How many ways are there to select a committee of $17$ politicians chosen from a room full of indistinguishable Democrats, indistinguishable republicans, and indistinguishable Independents if every party must have at least two members on the committee? If, in addition, no group may have a majority of the committee members?

I was able to find the number of ways to select a committee if each party must have at least two members on the committee: $\binom{11+2}{2}=\binom{13}{2}=78$ ways.

I am confused on the second part of the problem.

Any help is appreciated.

Answer 1

To have a majority means that one party has at least $9$ members.
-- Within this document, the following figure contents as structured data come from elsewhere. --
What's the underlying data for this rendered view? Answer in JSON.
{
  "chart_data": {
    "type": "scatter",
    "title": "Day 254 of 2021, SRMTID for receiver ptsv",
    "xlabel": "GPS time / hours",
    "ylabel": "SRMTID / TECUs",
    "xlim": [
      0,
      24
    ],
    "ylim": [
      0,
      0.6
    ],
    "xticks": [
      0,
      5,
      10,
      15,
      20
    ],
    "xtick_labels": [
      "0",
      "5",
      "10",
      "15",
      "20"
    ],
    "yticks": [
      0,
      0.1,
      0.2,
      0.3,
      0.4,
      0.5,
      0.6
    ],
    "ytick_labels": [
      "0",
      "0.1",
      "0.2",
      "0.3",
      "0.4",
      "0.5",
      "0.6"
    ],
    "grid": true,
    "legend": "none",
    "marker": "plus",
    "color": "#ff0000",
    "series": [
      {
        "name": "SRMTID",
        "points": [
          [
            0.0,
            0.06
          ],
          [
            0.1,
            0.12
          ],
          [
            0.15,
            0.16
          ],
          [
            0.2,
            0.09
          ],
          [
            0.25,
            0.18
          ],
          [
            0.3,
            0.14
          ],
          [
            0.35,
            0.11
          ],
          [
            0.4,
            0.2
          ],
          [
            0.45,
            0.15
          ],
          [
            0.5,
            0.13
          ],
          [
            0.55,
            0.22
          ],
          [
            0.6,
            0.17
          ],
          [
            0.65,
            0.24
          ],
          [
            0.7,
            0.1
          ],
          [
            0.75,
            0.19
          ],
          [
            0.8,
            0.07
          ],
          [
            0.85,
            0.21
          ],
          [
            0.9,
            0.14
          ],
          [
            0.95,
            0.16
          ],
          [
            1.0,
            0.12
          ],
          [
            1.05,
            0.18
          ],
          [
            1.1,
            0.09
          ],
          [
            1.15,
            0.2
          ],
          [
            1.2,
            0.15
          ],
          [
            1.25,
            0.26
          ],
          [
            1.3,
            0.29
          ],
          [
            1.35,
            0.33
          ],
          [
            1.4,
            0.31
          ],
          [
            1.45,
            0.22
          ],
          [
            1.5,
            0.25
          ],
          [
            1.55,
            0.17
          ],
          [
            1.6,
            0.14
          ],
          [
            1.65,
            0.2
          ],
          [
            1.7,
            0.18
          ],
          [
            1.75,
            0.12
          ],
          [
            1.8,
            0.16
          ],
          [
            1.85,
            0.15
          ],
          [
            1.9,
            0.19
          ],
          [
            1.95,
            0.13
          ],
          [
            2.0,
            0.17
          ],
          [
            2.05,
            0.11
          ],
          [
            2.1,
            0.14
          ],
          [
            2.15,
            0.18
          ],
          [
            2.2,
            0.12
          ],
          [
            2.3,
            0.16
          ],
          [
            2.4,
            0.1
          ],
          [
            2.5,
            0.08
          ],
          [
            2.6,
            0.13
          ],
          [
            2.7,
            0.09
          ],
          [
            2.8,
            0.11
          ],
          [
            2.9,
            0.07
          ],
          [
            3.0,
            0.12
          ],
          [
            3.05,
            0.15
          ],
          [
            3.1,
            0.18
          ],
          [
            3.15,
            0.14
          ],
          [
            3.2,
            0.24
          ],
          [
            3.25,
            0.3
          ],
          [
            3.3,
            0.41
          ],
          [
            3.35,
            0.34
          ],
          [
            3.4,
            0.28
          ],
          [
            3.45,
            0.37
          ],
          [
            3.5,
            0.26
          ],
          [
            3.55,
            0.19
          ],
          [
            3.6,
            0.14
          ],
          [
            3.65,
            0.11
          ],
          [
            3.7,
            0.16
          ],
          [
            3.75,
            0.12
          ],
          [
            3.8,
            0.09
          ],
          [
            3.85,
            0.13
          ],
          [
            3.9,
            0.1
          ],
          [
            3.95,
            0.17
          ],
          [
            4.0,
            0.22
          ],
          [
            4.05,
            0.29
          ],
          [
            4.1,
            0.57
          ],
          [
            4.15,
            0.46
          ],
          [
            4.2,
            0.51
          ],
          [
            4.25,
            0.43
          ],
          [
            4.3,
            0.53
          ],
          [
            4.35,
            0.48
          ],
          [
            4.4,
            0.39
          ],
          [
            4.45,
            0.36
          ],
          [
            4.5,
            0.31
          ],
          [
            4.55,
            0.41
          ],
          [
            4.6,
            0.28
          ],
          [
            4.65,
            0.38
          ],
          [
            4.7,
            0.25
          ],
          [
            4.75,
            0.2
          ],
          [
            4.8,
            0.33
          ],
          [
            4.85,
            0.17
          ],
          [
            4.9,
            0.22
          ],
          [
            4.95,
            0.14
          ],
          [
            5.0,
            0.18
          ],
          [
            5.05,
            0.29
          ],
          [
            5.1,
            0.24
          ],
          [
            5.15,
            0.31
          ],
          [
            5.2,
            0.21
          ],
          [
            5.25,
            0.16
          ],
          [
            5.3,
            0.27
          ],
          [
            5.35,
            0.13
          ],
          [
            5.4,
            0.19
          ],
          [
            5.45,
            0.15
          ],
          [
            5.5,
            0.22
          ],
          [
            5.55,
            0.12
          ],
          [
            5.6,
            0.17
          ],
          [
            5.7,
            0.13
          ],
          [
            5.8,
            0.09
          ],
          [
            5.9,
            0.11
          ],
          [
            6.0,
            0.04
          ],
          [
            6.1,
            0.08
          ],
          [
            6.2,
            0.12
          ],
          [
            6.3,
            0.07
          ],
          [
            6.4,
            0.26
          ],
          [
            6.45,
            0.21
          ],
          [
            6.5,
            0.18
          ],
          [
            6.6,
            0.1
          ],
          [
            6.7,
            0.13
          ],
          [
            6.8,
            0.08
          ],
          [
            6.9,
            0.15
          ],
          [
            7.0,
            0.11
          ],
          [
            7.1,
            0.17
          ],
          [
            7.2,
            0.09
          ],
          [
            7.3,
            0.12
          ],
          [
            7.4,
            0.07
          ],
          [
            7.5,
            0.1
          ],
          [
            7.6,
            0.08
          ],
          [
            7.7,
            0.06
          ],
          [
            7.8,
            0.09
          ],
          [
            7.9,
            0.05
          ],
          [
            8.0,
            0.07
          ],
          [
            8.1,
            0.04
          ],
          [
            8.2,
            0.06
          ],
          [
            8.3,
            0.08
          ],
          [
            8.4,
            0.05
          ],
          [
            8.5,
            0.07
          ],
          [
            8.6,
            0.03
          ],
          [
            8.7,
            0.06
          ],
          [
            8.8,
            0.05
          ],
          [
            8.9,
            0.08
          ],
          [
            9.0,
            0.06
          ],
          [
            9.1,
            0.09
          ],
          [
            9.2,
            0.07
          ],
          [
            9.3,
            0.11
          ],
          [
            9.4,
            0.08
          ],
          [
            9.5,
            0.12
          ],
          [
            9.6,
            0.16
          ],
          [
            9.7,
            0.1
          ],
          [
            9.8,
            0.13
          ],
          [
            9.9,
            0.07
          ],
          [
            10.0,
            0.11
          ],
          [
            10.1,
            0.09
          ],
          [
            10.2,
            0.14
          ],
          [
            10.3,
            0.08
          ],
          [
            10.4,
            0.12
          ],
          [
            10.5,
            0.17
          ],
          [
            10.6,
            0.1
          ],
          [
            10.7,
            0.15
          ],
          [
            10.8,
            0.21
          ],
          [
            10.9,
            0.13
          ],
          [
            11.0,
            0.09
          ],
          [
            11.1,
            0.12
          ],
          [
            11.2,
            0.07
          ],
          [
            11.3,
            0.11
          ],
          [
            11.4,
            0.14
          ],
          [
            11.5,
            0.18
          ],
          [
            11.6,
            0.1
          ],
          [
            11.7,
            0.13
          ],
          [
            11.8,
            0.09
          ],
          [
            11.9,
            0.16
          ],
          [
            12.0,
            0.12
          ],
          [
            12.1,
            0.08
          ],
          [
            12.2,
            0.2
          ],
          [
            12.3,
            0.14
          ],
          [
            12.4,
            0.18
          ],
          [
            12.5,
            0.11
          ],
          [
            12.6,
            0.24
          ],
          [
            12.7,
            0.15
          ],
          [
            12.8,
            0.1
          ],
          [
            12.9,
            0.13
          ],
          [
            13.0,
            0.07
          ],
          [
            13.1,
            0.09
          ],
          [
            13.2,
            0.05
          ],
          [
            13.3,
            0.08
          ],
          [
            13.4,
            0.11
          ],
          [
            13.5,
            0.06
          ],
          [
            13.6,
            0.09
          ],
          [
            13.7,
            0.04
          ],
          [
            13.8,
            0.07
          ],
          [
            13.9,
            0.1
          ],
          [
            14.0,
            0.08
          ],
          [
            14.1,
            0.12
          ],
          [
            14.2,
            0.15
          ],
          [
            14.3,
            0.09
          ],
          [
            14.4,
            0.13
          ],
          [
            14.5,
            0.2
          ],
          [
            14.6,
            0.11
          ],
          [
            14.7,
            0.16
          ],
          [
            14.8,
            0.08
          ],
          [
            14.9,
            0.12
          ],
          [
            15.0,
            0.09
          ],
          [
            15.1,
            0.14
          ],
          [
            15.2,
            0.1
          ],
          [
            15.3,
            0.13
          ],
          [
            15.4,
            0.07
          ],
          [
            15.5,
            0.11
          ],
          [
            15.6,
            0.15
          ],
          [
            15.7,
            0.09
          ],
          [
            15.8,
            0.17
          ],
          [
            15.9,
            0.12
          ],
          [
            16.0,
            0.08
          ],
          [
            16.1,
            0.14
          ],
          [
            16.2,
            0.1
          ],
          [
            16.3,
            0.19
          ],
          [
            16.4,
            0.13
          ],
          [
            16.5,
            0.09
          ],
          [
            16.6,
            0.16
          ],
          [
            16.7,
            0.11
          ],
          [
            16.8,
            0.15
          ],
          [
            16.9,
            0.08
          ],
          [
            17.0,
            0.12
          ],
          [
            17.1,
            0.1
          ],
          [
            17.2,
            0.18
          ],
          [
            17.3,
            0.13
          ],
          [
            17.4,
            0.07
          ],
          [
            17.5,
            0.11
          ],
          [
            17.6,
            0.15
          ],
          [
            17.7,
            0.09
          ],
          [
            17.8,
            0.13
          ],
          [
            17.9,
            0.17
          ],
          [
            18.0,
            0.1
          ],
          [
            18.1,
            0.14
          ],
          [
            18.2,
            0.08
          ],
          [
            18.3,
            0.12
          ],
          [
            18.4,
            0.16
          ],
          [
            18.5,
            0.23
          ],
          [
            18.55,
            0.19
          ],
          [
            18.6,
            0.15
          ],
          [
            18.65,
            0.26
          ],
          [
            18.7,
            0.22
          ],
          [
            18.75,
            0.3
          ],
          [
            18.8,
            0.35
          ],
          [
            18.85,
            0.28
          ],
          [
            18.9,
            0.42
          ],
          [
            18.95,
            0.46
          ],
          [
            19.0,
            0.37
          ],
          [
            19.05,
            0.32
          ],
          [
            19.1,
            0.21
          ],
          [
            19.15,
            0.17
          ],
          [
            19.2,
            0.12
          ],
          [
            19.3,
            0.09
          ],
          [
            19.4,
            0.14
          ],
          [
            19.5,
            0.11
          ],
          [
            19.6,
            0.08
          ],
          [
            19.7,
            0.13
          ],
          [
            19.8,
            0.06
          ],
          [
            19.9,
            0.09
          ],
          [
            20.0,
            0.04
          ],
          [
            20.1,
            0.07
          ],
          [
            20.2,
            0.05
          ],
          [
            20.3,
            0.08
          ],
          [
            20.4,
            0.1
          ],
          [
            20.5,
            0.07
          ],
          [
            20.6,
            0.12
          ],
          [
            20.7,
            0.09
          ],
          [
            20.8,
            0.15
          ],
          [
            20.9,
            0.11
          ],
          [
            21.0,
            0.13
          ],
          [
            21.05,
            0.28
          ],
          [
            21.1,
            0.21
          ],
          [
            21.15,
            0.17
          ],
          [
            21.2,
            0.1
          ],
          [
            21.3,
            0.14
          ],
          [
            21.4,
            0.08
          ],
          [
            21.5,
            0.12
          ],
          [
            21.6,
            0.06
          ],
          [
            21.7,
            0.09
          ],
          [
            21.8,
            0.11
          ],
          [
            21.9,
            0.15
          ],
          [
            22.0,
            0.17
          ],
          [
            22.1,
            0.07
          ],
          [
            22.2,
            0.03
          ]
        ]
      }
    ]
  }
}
As it is impossible for two parties to each have $9$ members, you can compute the number of ways to form a committee with at least $9$ Democrats and at least two of each other party, multiply by $3$, and subtract from your $78$ ways without the restriction.

Answer 2

You have correctly calculated the total number of committees with at least two members from each party, $C(13,11)=C(13,2)$.

For the second part we can proceed as follows:

• In these cases the majority is defined as just more than half. Since half of 17 is 8.5, then the majority of the committee would be 9. We want to find the number of committees that present the majority in favor of a party.

• To guarantee that we will have a majority, we select 9 politicians from the same party. There are 3 options (parties) to choose from.

• We have to guarantee that the committees meet the condition of having at least two members from each party, so we select two members from the two remaining parties.

• So far we've filled $9+2+2=13$ slots. There are $17-13=4$ slots left that we can fill with politicians from any party. There are $C(3+4-1,4)=C(6,4)$ ways to select them.

• Finally we will have that there are $$3 \times C(6,4)$$ possible committees with a majority.

• We subtract this number from the total number of allowable committees you determined in part one: $$C(13,11)-3 \times C(6,4)=33$$ And we have obtained the number of admissible committees without a majority.